George Soros jest obecnie znany przede wszystkim jako filantrop i aktywista. Doświadczenia z czasów II Wojny Światowej, w tym wspomnienie antysemityzmu na Węgrzech skłoniło finansistę do działań na rzecz równości, demokracji i propagowania społeczeństwa otwartego. W 1979 roku założył swoją pierwszą organizację dobroczynną – Instytut Społeczeństwa Otwartego. Wspierał także w ramach walki z apartheidem czarnoskórych studentów na Uniwersytecie w Cape Town w RPA. W latach osiemdziesiątych wspierał ruchy wolnościowe w krajach komunistycznej Europy Wschodniej – ZSRR, na Węgrzech i w Polsce. W 1988 z jego inicjatywy powstała w Polsce Fundacja Batorego, która do dzisiaj służy wspieraniu rozwoju demokracji i społeczeństwa obywatelskiego, w tym poprawie jakości demokracji z Polsce, wzmacnianiu roli instytucji obywatelskich w życiu publicznym, rozwijaniu współpracy i solidarności międzynarodowej. Łącznie do tej pory George Soros przekazał ponad 8 mld dolarów, wspierając działania na rzecz praw człowieka, wolności słowa, dostępu do opieki zdrowotnej i edukacji w 70 krajach.
George Soros otrzymał tytuły doktora honoris causa na uniwersytetach w Nowym Jorku, Budapeszcie i Yale. Został także odznaczony Krzyżem Komandorskim z Gwiazdą Orderu Zasługi Rzeczypospolitej Polskiej.

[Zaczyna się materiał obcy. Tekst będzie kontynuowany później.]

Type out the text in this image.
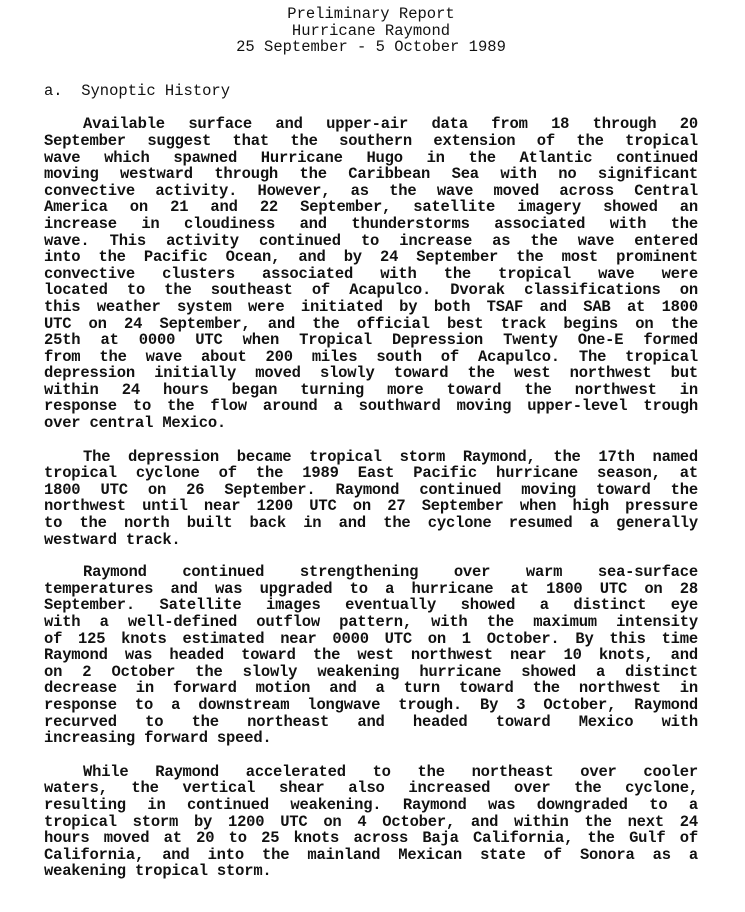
Preliminary Report
Hurricane Raymond
25 September - 5 October 1989
a.  Synoptic History
Available surface and upper-air data from 18 through 20
September suggest that the southern extension of the tropical
wave which spawned Hurricane Hugo in the Atlantic continued
moving westward through the Caribbean Sea with no significant
convective activity. However, as the wave moved across Central
America on 21 and 22 September, satellite imagery showed an
increase in cloudiness and thunderstorms associated with the
wave. This activity continued to increase as the wave entered
into the Pacific Ocean, and by 24 September the most prominent
convective clusters associated with the tropical wave were
located to the southeast of Acapulco. Dvorak classifications on
this weather system were initiated by both TSAF and SAB at 1800
UTC on 24 September, and the official best track begins on the
25th at 0000 UTC when Tropical Depression Twenty One-E formed
from the wave about 200 miles south of Acapulco. The tropical
depression initially moved slowly toward the west northwest but
within 24 hours began turning more toward the northwest in
response to the flow around a southward moving upper-level trough
over central Mexico.
The depression became tropical storm Raymond, the 17th named
tropical cyclone of the 1989 East Pacific hurricane season, at
1800 UTC on 26 September. Raymond continued moving toward the
northwest until near 1200 UTC on 27 September when high pressure
to the north built back in and the cyclone resumed a generally
westward track.
Raymond continued strengthening over warm sea-surface
temperatures and was upgraded to a hurricane at 1800 UTC on 28
September. Satellite images eventually showed a distinct eye
with a well-defined outflow pattern, with the maximum intensity
of 125 knots estimated near 0000 UTC on 1 October. By this time
Raymond was headed toward the west northwest near 10 knots, and
on 2 October the slowly weakening hurricane showed a distinct
decrease in forward motion and a turn toward the northwest in
response to a downstream longwave trough. By 3 October, Raymond
recurved to the northeast and headed toward Mexico with
increasing forward speed.
While Raymond accelerated to the northeast over cooler
waters, the vertical shear also increased over the cyclone,
resulting in continued weakening. Raymond was downgraded to a
tropical storm by 1200 UTC on 4 October, and within the next 24
hours moved at 20 to 25 knots across Baja California, the Gulf of
California, and into the mainland Mexican state of Sonora as a
weakening tropical storm.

Co oznacza inwestować jak George Soros? Soros nigdy nie bał się ryzykować dużych sum, jeśli był przekonany o słuszności swoich przewidywań. Chętnie inwestował, wykorzystując dużą dźwignię finansową. Według Sorosa to nie matematyka, a psychologia tłumu determinuje zachowania rynku, dlatego inwestor starał się identyfikować modę na danym rynku i wykorzystywać boom będący jej konsekwencją. Nie obawiał się także nowatorskich rozwiązań i dużego ryzyka – często inwestował na krótki okres, czy wręcz spekulował. Jedną z wyznawanych przez niego zasad inwestowania było: „Nie chodzi o to, czy masz rację, czy nie, tylko o to, ile pieniędzy zarabiasz wtedy, kiedy masz rację, a ile tracisz, kiedy się mylisz”.